The curious case of the Mars Volta’s ‘curse’


They’re known for abstract lyrical themes, epic song structures and feral performances, but the Mars Volta’s new album, “The Bedlam in Goliath” (due Tuesday), takes the band’s eccentric, neo-prog rock to realms that are downright bizarre, even for them.

It all began when songwriter-guitarist Omar Rodriguez-Lopez purchased an antique Ouija board at a flea market while visiting Jerusalem. The unique item was a gift for singer-lyricist Cedric Bixler-Zavala, and Lopez says when the pair began to play with the piece, called a Soothsayer, they ended up contacting a spirit named Goliath, as well as two females who were involved in a love triangle with him.

Recalling their eerie experiences with the curio from the road via phone, Lopez says he and his bandmate became so entranced by the messages that the Soothsayer became the thematic centerpiece for the new record. Handwritten poems they found inside the curio were translated and incorporated directly into the album as well.


Concept albums with spiritual subtext are de rigueur for the Mars Volta -- its previous releases have been inspired by found diaries, deceased friends and band members, and religious fanaticism -- but this time the inspiration turned sinister.

“I started getting nervous because it began asking for things in a threatening way and Cedric was getting more and more into it. As someone who’s overcome a drug addiction, I saw the obsessiveness and compulsion. To me it was no different than when I decided to get clean and Jeremy [Ward, former bandmate who overdosed in 2003] was still on drugs. You could see it from a distance and be like, oh man, this isn’t good,” Lopez says.

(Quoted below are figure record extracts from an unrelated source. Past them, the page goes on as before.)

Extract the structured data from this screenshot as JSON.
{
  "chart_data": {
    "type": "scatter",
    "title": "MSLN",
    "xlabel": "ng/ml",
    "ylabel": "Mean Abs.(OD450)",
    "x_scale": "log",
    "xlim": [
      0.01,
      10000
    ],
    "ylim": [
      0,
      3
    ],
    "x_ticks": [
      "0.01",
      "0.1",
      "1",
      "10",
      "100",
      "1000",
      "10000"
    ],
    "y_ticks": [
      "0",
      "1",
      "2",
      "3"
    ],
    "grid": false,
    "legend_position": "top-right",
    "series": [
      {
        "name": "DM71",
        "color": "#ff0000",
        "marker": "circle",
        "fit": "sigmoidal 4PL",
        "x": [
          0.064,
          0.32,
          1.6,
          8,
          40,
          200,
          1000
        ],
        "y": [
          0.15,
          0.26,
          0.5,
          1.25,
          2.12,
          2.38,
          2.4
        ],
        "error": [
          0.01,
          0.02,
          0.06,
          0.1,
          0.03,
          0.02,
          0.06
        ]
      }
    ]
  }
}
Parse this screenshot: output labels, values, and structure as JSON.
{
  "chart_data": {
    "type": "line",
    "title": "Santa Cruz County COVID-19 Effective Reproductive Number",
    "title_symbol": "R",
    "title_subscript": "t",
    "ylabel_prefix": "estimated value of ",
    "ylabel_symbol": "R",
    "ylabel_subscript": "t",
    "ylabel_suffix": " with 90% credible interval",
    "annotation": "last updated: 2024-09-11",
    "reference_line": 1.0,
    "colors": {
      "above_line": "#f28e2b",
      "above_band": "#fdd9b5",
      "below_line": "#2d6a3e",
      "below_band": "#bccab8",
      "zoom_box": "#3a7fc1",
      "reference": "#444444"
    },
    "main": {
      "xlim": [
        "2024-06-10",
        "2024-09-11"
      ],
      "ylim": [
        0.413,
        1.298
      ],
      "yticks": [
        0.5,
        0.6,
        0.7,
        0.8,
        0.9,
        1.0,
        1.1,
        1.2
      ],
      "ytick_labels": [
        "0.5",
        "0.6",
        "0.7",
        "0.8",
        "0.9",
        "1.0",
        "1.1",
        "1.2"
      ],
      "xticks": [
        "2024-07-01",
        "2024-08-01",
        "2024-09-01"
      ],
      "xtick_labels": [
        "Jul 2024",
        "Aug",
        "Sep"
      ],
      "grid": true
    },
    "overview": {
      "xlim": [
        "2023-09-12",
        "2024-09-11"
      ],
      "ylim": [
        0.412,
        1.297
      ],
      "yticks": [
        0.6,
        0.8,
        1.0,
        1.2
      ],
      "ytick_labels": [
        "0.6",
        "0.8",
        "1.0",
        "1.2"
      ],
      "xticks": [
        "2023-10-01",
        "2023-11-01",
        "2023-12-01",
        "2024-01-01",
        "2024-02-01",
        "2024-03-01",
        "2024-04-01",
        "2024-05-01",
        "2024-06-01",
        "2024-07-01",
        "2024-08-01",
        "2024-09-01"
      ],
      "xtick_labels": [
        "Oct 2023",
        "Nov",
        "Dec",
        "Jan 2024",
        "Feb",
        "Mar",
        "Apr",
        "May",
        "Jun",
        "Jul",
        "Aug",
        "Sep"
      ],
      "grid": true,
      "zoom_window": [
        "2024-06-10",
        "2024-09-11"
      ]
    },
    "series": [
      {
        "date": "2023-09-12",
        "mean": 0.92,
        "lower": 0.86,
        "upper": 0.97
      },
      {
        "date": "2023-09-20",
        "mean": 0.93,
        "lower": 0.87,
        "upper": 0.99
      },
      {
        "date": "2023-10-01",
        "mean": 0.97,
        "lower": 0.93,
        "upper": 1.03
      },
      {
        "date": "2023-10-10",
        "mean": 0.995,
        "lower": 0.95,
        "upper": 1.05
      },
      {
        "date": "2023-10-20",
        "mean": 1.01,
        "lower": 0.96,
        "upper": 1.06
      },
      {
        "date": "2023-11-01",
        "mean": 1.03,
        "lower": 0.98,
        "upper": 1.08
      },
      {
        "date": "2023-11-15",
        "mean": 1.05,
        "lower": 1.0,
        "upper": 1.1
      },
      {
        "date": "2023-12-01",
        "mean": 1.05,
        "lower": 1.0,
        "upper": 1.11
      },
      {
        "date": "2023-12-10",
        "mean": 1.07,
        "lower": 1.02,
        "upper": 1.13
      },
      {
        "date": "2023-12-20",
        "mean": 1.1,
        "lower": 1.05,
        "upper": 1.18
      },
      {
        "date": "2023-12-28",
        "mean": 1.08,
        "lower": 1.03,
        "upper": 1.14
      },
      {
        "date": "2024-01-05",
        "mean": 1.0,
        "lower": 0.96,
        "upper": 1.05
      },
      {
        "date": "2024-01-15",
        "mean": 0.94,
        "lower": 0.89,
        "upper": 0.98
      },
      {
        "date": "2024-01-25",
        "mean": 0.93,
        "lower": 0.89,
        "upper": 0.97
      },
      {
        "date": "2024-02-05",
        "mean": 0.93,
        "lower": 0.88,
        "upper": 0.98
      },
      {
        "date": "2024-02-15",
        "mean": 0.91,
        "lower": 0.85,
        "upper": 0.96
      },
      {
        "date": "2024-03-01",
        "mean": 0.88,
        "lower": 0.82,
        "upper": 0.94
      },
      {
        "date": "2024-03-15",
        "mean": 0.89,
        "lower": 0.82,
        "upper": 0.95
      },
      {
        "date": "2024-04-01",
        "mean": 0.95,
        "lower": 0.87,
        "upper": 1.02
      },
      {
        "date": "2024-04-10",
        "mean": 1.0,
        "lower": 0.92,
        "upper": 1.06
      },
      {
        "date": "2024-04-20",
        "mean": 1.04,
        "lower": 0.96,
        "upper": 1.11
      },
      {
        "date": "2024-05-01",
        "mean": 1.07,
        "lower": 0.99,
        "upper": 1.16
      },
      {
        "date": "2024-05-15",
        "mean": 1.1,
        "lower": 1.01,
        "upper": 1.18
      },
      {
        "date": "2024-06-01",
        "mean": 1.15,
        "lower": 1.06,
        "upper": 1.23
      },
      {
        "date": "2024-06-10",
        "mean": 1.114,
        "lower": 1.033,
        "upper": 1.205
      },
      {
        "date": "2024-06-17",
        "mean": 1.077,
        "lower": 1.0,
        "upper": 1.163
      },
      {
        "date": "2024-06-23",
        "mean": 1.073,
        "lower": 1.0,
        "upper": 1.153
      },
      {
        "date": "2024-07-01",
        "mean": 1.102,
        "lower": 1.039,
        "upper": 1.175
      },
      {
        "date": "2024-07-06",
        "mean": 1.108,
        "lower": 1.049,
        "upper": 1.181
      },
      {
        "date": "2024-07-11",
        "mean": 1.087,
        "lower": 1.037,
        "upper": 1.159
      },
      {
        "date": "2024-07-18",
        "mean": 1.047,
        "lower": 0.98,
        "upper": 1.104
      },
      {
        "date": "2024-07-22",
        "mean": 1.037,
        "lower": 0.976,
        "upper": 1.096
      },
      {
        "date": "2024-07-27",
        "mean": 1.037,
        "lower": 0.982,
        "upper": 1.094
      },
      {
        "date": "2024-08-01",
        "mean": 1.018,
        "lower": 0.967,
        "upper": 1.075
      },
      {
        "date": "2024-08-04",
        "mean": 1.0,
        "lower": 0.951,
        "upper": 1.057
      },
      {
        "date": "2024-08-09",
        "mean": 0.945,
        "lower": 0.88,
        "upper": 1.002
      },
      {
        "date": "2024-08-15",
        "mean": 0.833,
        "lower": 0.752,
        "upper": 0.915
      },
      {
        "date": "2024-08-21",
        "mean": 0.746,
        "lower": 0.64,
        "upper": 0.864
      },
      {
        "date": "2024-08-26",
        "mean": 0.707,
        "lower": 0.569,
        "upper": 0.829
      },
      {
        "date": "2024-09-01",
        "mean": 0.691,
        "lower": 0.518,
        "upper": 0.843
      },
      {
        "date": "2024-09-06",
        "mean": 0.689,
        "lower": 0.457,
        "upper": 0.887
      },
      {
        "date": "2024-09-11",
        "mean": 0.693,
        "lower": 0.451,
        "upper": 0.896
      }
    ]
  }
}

Lopez took the Soothsayer away from Bixler and buried it.

That’s when things really started to get strange. Lopez says the band’s longtime sound guy “freaked out” because of “Bedlam’s” supernatural origin, and his band was plagued by illness, relationship problems and unexplained technical glitches (disappearing tracks and jumbled computer programs) throughout the recording process.

The story would almost sound like a ploy to sell records if it didn’t come from this band, arguably one of the most sincere and passionate rock bands of the modern era. Still, that hasn’t stopped their label from trying to market the menacing story with an online video game. (“We had nothing to do with that,” Lopez says.)

Does Lopez worry about karmic consequences of dabbling in the dark side?

“In fear lies a lesson,” he says matter-of-factly. “People fear what they don’t understand. These songs represented struggle and misery, but now, they bring us complete joy.”